Cramer Pond’s 15-acre site was once composed of four tracts of land, originally a part of the Club Acres subdivision near Charlotte Country Club. Cotton broker and manufacturer Charles Barnhardt purchased the lots in 1936, alongside his wife Edna. The couple hired architect Martin E. Boyer, Jr. to design a 6,500 square foot estate home. Boyer was favored among the Charlotte elite and one of the few architects to thrive during The Great Depression. He created a Colonial Revival style estate with modern and romantic elements: Art Modene Style half-round bays, flat clay tile roofing, and sawn shutters. Personalized touches, such as steel frames shaped like cotton spindles, were planned to adorn the home.

Construction began in 1937. Tragically, Charles passed away before completion in 1938. Edna never moved into the home yet there is record of a fellow cotton broker residing there between 1940 and 1943. Edna sold the property in 1944 to Walter and Jennie Hollinsworth; they sold the property to longtime owners George and Elizabeth Cramer in 1948. The Cramer’s were textile industrialists whose family built the mill town of Cramerton in Gaston County.
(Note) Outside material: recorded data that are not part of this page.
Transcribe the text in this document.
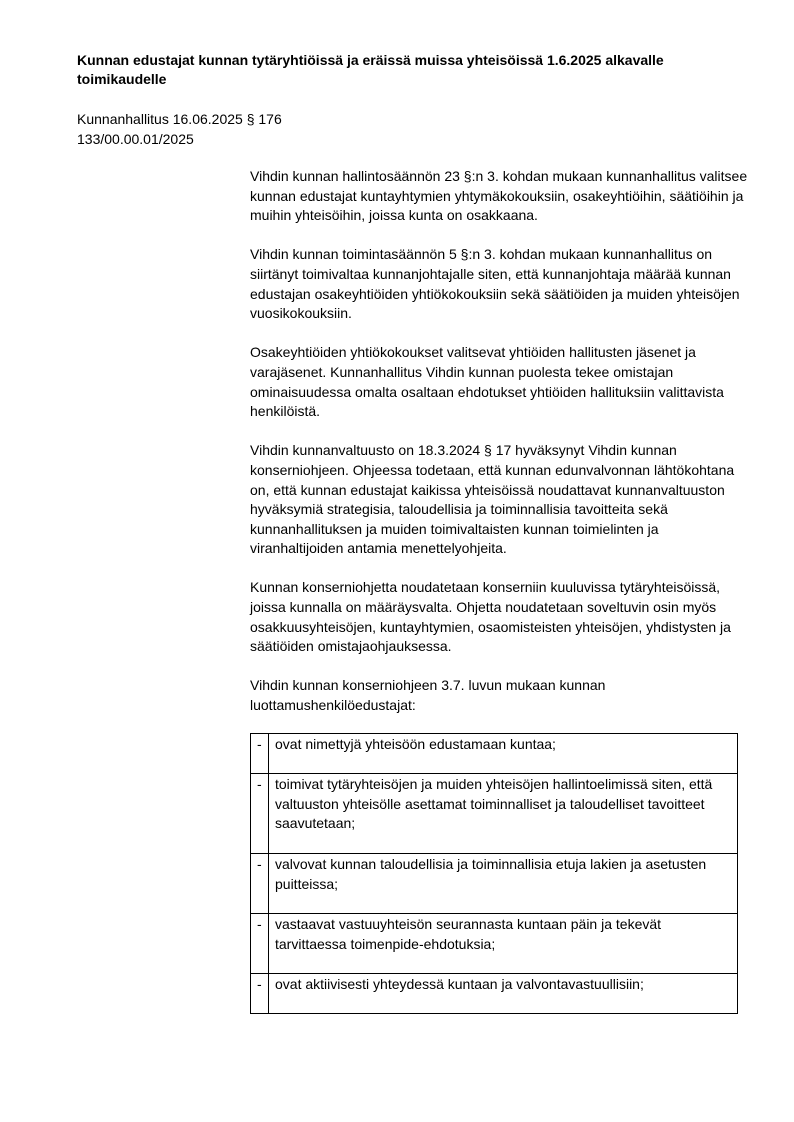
Kunnan edustajat kunnan tytäryhtiöissä ja eräissä muissa yhteisöissä 1.6.2025 alkavalle toimikaudelle
Kunnanhallitus 16.06.2025 § 176
133/00.00.01/2025

Vihdin kunnan hallintosäännön 23 §:n 3. kohdan mukaan kunnanhallitus valitsee kunnan edustajat kuntayhtymien yhtymäkokouksiin, osakeyhtiöihin, säätiöihin ja muihin yhteisöihin, joissa kunta on osakkaana.

Vihdin kunnan toimintasäännön 5 §:n 3. kohdan mukaan kunnanhallitus on siirtänyt toimivaltaa kunnanjohtajalle siten, että kunnanjohtaja määrää kunnan edustajan osakeyhtiöiden yhtiökokouksiin sekä säätiöiden ja muiden yhteisöjen vuosikokouksiin.

Osakeyhtiöiden yhtiökokoukset valitsevat yhtiöiden hallitusten jäsenet ja varajäsenet. Kunnanhallitus Vihdin kunnan puolesta tekee omistajan ominaisuudessa omalta osaltaan ehdotukset yhtiöiden hallituksiin valittavista henkilöistä.

Vihdin kunnanvaltuusto on 18.3.2024 § 17 hyväksynyt Vihdin kunnan konserniohjeen. Ohjeessa todetaan, että kunnan edunvalvonnan lähtökohtana on, että kunnan edustajat kaikissa yhteisöissä noudattavat kunnanvaltuuston hyväksymiä strategisia, taloudellisia ja toiminnallisia tavoitteita sekä kunnanhallituksen ja muiden toimivaltaisten kunnan toimielinten ja viranhaltijoiden antamia menettelyohjeita.

Kunnan konserniohjetta noudatetaan konserniin kuuluvissa tytäryhteisöissä, joissa kunnalla on määräysvalta. Ohjetta noudatetaan soveltuvin osin myös osakkuusyhteisöjen, kuntayhtymien, osaomisteisten yhteisöjen, yhdistysten ja säätiöiden omistajaohjauksessa.

Vihdin kunnan konserniohjeen 3.7. luvun mukaan kunnan luottamushenkilöedustajat:

-	ovat nimettyjä yhteisöön edustamaan kuntaa;
-	toimivat tytäryhteisöjen ja muiden yhteisöjen hallintoelimissä siten, että valtuuston yhteisölle asettamat toiminnalliset ja taloudelliset tavoitteet saavutetaan;
-	valvovat kunnan taloudellisia ja toiminnallisia etuja lakien ja asetusten puitteissa;
-	vastaavat vastuuyhteisön seurannasta kuntaan päin ja tekevät tarvittaessa toimenpide-ehdotuksia;
-	ovat aktiivisesti yhteydessä kuntaan ja valvontavastuullisiin;
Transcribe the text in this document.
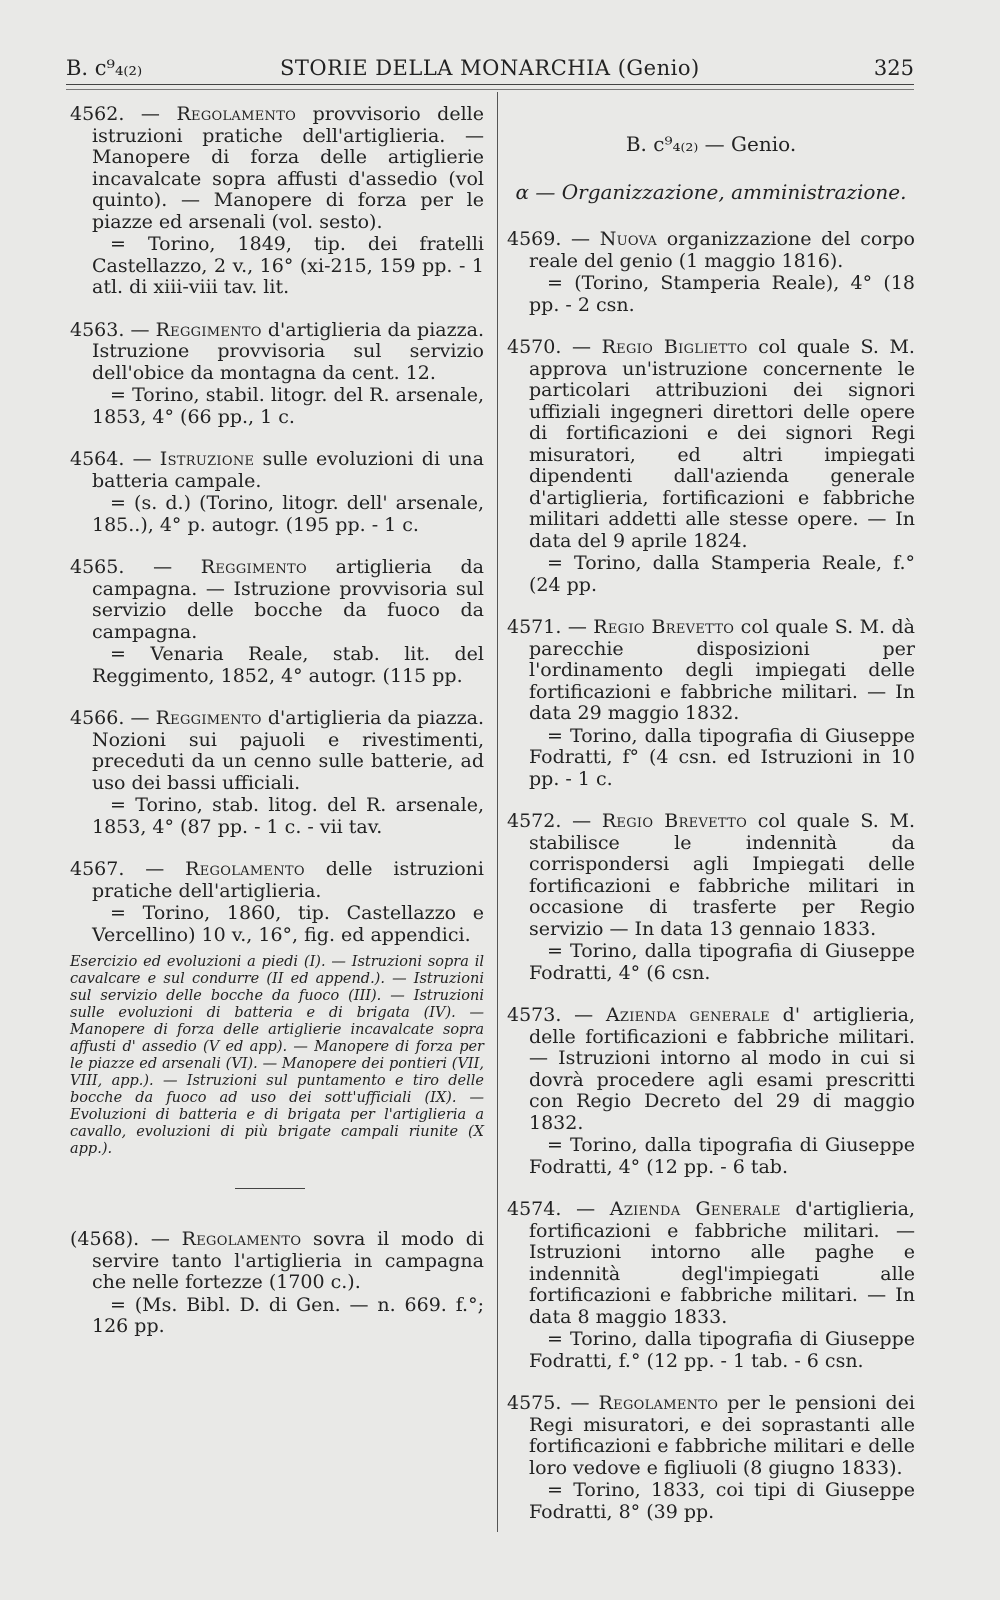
B. c⁹₄₍₂₎	STORIE DELLA MONARCHIA (Genio)	325

4562. — Regolamento provvisorio delle istruzioni pratiche dell'artiglieria. — Manopere di forza delle artiglierie incavalcate sopra affusti d'assedio (vol quinto). — Manopere di forza per le piazze ed arsenali (vol. sesto).

= Torino, 1849, tip. dei fratelli Castellazzo, 2 v., 16° (xi-215, 159 pp. - 1 atl. di xiii-viii tav. lit.

4563. — Reggimento d'artiglieria da piazza. Istruzione provvisoria sul servizio dell'obice da montagna da cent. 12.

= Torino, stabil. litogr. del R. arsenale, 1853, 4° (66 pp., 1 c.

4564. — Istruzione sulle evoluzioni di una batteria campale.

= (s. d.) (Torino, litogr. dell' arsenale, 185..), 4° p. autogr. (195 pp. - 1 c.

4565. — Reggimento artiglieria da campagna. — Istruzione provvisoria sul servizio delle bocche da fuoco da campagna.

= Venaria Reale, stab. lit. del Reggimento, 1852, 4° autogr. (115 pp.

4566. — Reggimento d'artiglieria da piazza. Nozioni sui pajuoli e rivestimenti, preceduti da un cenno sulle batterie, ad uso dei bassi ufficiali.

= Torino, stab. litog. del R. arsenale, 1853, 4° (87 pp. - 1 c. - vii tav.

4567. — Regolamento delle istruzioni pratiche dell'artiglieria.

= Torino, 1860, tip. Castellazzo e Vercellino) 10 v., 16°, fig. ed appendici.

Esercizio ed evoluzioni a piedi (I). — Istruzioni sopra il cavalcare e sul condurre (II ed append.). — Istruzioni sul servizio delle bocche da fuoco (III). — Istruzioni sulle evoluzioni di batteria e di brigata (IV). — Manopere di forza delle artiglierie incavalcate sopra affusti d' assedio (V ed app). — Manopere di forza per le piazze ed arsenali (VI). — Manopere dei pontieri (VII, VIII, app.). — Istruzioni sul puntamento e tiro delle bocche da fuoco ad uso dei sott'ufficiali (IX). — Evoluzioni di batteria e di brigata per l'artiglieria a cavallo, evoluzioni di più brigate campali riunite (X app.).

(4568). — Regolamento sovra il modo di servire tanto l'artiglieria in campagna che nelle fortezze (1700 c.).

= (Ms. Bibl. D. di Gen. — n. 669. f.°; 126 pp.

B. c⁹₄₍₂₎ — Genio.
α — Organizzazione, amministrazione.

4569. — Nuova organizzazione del corpo reale del genio (1 maggio 1816).

= (Torino, Stamperia Reale), 4° (18 pp. - 2 csn.

4570. — Regio Biglietto col quale S. M. approva un'istruzione concernente le particolari attribuzioni dei signori uffiziali ingegneri direttori delle opere di fortificazioni e dei signori Regi misuratori, ed altri impiegati dipendenti dall'azienda generale d'artiglieria, fortificazioni e fabbriche militari addetti alle stesse opere. — In data del 9 aprile 1824.

= Torino, dalla Stamperia Reale, f.° (24 pp.

4571. — Regio Brevetto col quale S. M. dà parecchie disposizioni per l'ordinamento degli impiegati delle fortificazioni e fabbriche militari. — In data 29 maggio 1832.

= Torino, dalla tipografia di Giuseppe Fodratti, f° (4 csn. ed Istruzioni in 10 pp. - 1 c.

4572. — Regio Brevetto col quale S. M. stabilisce le indennità da corrispondersi agli Impiegati delle fortificazioni e fabbriche militari in occasione di trasferte per Regio servizio — In data 13 gennaio 1833.

= Torino, dalla tipografia di Giuseppe Fodratti, 4° (6 csn.

4573. — Azienda generale d' artiglieria, delle fortificazioni e fabbriche militari. — Istruzioni intorno al modo in cui si dovrà procedere agli esami prescritti con Regio Decreto del 29 di maggio 1832.

= Torino, dalla tipografia di Giuseppe Fodratti, 4° (12 pp. - 6 tab.

4574. — Azienda Generale d'artiglieria, fortificazioni e fabbriche militari. — Istruzioni intorno alle paghe e indennità degl'impiegati alle fortificazioni e fabbriche militari. — In data 8 maggio 1833.

= Torino, dalla tipografia di Giuseppe Fodratti, f.° (12 pp. - 1 tab. - 6 csn.

4575. — Regolamento per le pensioni dei Regi misuratori, e dei soprastanti alle fortificazioni e fabbriche militari e delle loro vedove e figliuoli (8 giugno 1833).

= Torino, 1833, coi tipi di Giuseppe Fodratti, 8° (39 pp.
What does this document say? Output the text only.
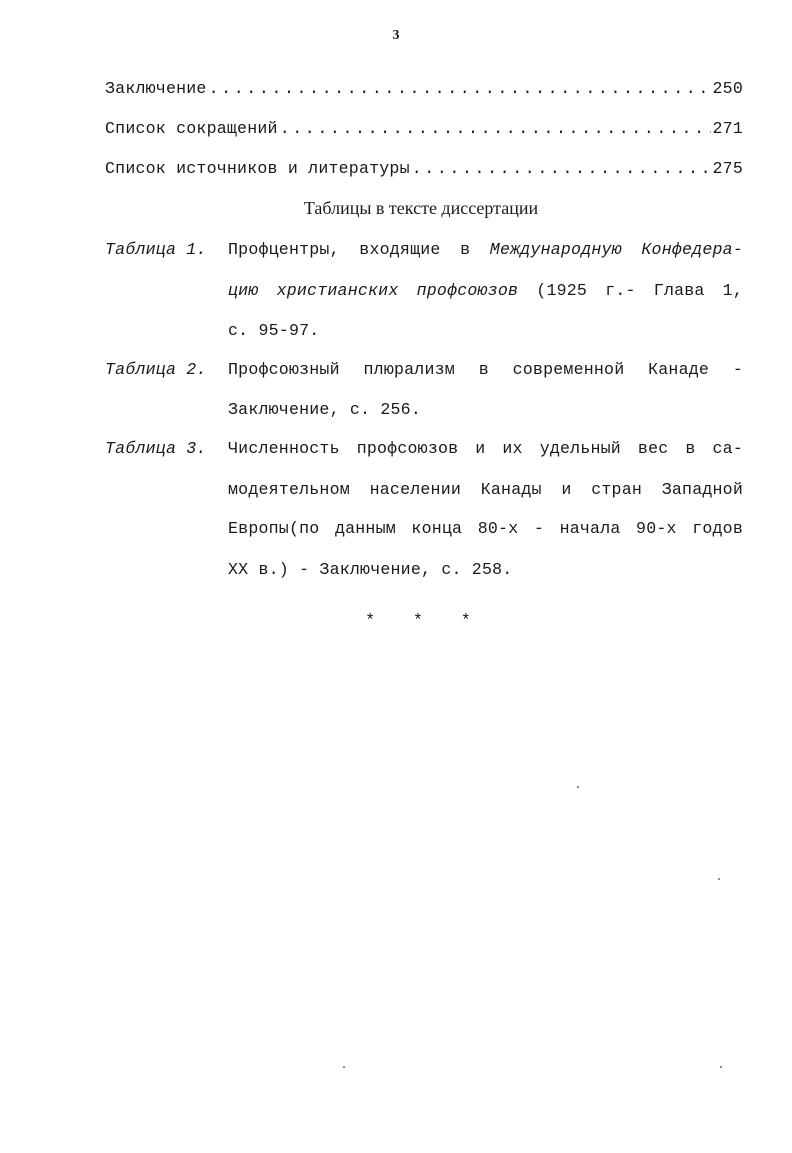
3
Заключение .....	250
Список сокращений .....	271
Список источников и литературы .....	275
Таблицы в тексте диссертации
Таблица 1. Профцентры, входящие в Международную Конфедера-
цию христианских профсоюзов (1925 г.- Глава 1,
с. 95-97.
Таблица 2. Профсоюзный плюрализм в современной Канаде -
Заключение, с. 256.
Таблица 3. Численность профсоюзов и их удельный вес в са-
модеятельном населении Канады и стран Западной
Европы(по данным конца 80-х - начала 90-х годов
XX в.) - Заключение, с. 258.
* * *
Incredibly, the Cramer family made no significant changes to the home during their 68-year ownership. Today, the estate’s footprint stands identical to Boyer’s architectural drawings and on the interior you’ll find the same inspired details: niches, scallops, and pilasters.

A developer purchased the estate in 2016 and subdivided the property into 40 lots. The Charlotte-Mecklenburg Historic Landmarks Commission plans to purchase the original historic estate home along with its four adjacent lots, using the Historic Preservation Revolving Fund. Their strategy is to place preservation covenants in the deed and eventually sell the property as a single family residence.